The least seen and discussed Robert Altman film in his canon
O.C. and Stiggs (not to be confused with the nonsensical Joe Begos alien
invasion film Jimmy and Stiggs) is an infamously Dadaist affront
disguised as an 80s teen comedy that could well be the countercultural maverick
filmmaker’s most poisonous piece of hate mail ever unleashed on an unsuspecting
filmgoing public as well as producers who asked for something completely
different from what they got. Originally
shot in 1983 and edited while he was shooting his TV film Secret Honor
which chronicled one night with Richard Nixon (Philip Baker Hall) in the oval
office, the $7 million rebuke of a film bounced around festivals and poorly
received test screenings before finally being granted a limited theatrical dump
in 1987 alongside his other comedy Beyond Therapy where it died a quiet
death only amassing around $29,000.
Now years later, this same, completely uncompromising and
downright unfriendly picture loosely based off of two preexisting characters
created in the National Lampoon magazine at this stage represents
perhaps Altman’s most acerbic dose of spoiled popcorn and stale soda pop as a
thinly veiled anti-comedy, anti-film, anti-American scribe is now being
reassessed as one of the director’s unsung unexpurgated triumphs, an angry film
designed to make you angry by resembling a teen comedy ala John Hughes or Amy
Heckerling that in actuality is a mercurial takedown of the very genre it seems
to reside in. While in theory it has the
skin of National Lampoon’s Animal House or Porky’s or even some
of the scuzzier regional fare ala Pinball Summer or Joysticks, in
practice scene after scene it intentionally plays against expectations with two
positively irredeemable antagonists as our central heroes let loose in a waking
nightmarish world of petty personal vendettas, nasty quips drifting in and out
of racist cultural appropriation and an intentional, striving effort to be
deathly unfunny.
Oliver Cromwell Oglivie nicknamed O.C. (Daniel H. Jenkins)
and Mark Stiggs (Neill Barry) are a couple of lazy entitled reprobates in high
school who while away their time sneaking onto and vandalizing the property of
the Schwab family commandeered by greedy conservative patriarch Randall Schwab
(Paul Dooley) and his perpetually inebriated wife Elinore (Jane Curtain). Alongside are their two children, his
daughter Lenore (Laura Urstein) and his emotionally stunted son Randall Jr (Jon
Cryer from Two and a Half Men). When
it comes to light that O.C.’s grandfather’s retirement policy has been
cancelled by Mr. Schwab’s company, O.C. and Stiggs proceed to wage war on the
man’s home and his family including but not limited to wrecking Lenore’s
wedding with an Uzi from a Vietnam veteran named Sponson (Dennis Hopper goofing
on his mad journalist from Apocalypse Now) and a hydraulically suspended
car. Later the twosome bring aboard the
talents of African pop band King Sunny Adé (who also provided the film’s
incongruent score).
In between launching
homophobic slurs at their drama teacher and starting pranks with their drinking
buddy Wino Bob (Melvin Van Peebles making a cameo as a token black drunk), they
eventually even go as far as turning the Schwab’s fancy expensive home into a
homeless shelter, further leaning towards an underground bomb shelter battle
fought with firecrackers, all the while American iconography keeps being
paraded across the screen throughout the course of the movie. An impression is being built up that we’re
looking at Altman’s idea of modern suburbia beset by mountains and swimming pools. All of this bubbles to the surface like a
broken sewer or septic system dripping with contempt.

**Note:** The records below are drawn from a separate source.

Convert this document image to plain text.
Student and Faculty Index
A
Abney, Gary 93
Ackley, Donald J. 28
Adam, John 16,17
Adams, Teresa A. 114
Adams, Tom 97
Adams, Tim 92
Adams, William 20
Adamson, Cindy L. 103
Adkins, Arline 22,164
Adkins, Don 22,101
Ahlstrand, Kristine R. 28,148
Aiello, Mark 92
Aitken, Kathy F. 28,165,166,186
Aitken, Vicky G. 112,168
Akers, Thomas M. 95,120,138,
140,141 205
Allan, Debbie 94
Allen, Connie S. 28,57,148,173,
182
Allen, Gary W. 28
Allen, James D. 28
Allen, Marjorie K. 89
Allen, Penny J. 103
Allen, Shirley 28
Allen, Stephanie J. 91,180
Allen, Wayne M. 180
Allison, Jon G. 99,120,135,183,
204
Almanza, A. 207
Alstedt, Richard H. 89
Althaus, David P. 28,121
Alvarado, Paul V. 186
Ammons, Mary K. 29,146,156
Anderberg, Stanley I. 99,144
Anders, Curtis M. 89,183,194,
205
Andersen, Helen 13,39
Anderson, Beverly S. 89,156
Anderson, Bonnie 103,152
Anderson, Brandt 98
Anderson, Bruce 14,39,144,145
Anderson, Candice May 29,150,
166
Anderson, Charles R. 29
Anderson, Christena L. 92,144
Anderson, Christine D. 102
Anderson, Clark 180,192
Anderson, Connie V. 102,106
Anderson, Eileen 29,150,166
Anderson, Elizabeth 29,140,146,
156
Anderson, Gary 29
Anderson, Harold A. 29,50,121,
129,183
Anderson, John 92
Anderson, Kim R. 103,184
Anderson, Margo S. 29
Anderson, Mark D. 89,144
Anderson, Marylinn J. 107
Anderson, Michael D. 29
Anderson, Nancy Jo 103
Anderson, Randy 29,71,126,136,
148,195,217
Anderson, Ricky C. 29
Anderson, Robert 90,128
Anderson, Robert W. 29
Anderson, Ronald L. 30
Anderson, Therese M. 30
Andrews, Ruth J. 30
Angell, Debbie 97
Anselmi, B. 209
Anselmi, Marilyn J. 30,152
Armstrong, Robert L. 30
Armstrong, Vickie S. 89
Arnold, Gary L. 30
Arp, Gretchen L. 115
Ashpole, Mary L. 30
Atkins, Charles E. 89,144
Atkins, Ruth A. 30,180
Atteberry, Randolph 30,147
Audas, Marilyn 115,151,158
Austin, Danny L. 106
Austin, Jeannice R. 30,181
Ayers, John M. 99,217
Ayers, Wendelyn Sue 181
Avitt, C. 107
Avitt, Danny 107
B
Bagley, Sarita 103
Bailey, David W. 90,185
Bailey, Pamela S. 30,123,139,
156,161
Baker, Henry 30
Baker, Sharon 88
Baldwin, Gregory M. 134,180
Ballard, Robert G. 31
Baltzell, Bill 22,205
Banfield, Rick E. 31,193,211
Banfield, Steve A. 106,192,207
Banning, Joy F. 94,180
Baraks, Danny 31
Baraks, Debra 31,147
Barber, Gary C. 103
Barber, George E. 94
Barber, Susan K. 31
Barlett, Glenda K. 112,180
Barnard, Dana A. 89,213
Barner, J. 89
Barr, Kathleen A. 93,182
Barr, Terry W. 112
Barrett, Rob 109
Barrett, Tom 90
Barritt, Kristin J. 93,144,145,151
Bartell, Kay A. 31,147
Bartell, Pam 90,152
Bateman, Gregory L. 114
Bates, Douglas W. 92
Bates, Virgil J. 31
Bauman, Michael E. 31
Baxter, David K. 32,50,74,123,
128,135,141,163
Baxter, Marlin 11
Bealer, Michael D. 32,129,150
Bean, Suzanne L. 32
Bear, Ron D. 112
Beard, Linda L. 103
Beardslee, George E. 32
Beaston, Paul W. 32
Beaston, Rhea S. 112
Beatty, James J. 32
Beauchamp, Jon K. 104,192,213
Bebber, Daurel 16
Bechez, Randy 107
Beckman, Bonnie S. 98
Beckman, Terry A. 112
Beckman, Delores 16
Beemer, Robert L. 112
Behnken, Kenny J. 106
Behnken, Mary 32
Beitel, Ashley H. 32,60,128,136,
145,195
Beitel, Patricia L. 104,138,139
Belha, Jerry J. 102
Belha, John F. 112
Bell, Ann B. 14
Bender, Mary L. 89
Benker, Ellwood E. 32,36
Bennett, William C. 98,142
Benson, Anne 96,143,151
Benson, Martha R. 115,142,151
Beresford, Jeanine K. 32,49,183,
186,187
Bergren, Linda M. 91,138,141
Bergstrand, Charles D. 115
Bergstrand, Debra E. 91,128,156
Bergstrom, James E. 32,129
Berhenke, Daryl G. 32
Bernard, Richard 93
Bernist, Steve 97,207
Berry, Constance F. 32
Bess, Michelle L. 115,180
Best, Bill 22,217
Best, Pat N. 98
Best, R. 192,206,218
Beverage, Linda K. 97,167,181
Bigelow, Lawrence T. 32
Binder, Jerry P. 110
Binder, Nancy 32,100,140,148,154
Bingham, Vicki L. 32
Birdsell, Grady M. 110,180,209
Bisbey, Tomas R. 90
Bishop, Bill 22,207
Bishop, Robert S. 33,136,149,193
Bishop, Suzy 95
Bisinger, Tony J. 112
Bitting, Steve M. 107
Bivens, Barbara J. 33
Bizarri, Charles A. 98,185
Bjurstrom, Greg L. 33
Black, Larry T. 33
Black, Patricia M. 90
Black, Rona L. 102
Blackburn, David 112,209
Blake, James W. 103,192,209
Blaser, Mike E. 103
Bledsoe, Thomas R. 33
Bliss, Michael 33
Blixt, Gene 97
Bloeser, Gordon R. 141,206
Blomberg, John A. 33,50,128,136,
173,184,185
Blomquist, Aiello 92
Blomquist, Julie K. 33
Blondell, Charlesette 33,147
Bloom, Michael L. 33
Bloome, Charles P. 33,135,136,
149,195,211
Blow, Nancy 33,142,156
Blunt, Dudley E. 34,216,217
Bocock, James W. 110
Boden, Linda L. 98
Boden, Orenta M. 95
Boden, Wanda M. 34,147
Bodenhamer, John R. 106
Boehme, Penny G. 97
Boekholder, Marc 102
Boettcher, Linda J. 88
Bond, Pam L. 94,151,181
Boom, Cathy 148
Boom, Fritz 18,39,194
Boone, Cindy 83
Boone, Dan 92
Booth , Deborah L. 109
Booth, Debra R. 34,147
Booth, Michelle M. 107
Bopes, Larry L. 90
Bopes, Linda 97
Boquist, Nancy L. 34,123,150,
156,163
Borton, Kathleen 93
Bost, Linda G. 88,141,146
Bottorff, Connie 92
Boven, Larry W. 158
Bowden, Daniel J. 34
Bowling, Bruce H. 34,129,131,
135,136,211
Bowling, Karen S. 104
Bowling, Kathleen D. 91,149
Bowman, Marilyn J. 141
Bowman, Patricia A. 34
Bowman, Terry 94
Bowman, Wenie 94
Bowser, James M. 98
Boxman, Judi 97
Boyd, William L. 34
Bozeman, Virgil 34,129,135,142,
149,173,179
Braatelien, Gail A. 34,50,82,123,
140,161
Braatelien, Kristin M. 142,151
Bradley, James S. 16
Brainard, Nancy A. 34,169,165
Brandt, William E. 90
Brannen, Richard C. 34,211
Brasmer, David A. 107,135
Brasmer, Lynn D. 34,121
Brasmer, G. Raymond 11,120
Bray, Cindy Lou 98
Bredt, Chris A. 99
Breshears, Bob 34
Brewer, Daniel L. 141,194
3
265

While the film was a critical and commercial
failure buried under its own negative weight at the time, Radiance Films have
through their boutique label proposed more sophisticated audiences of today
should reevaluate it. I’m not sure I
liked the film in practice but in theory you could call it something of a
secret success, a movie that doesn’t work on the surface yet comes through your
barriers and hitting you in ways both unexpected and discomforting. Not for all tastes and certainly not Altman’s
best but for completists its something to see!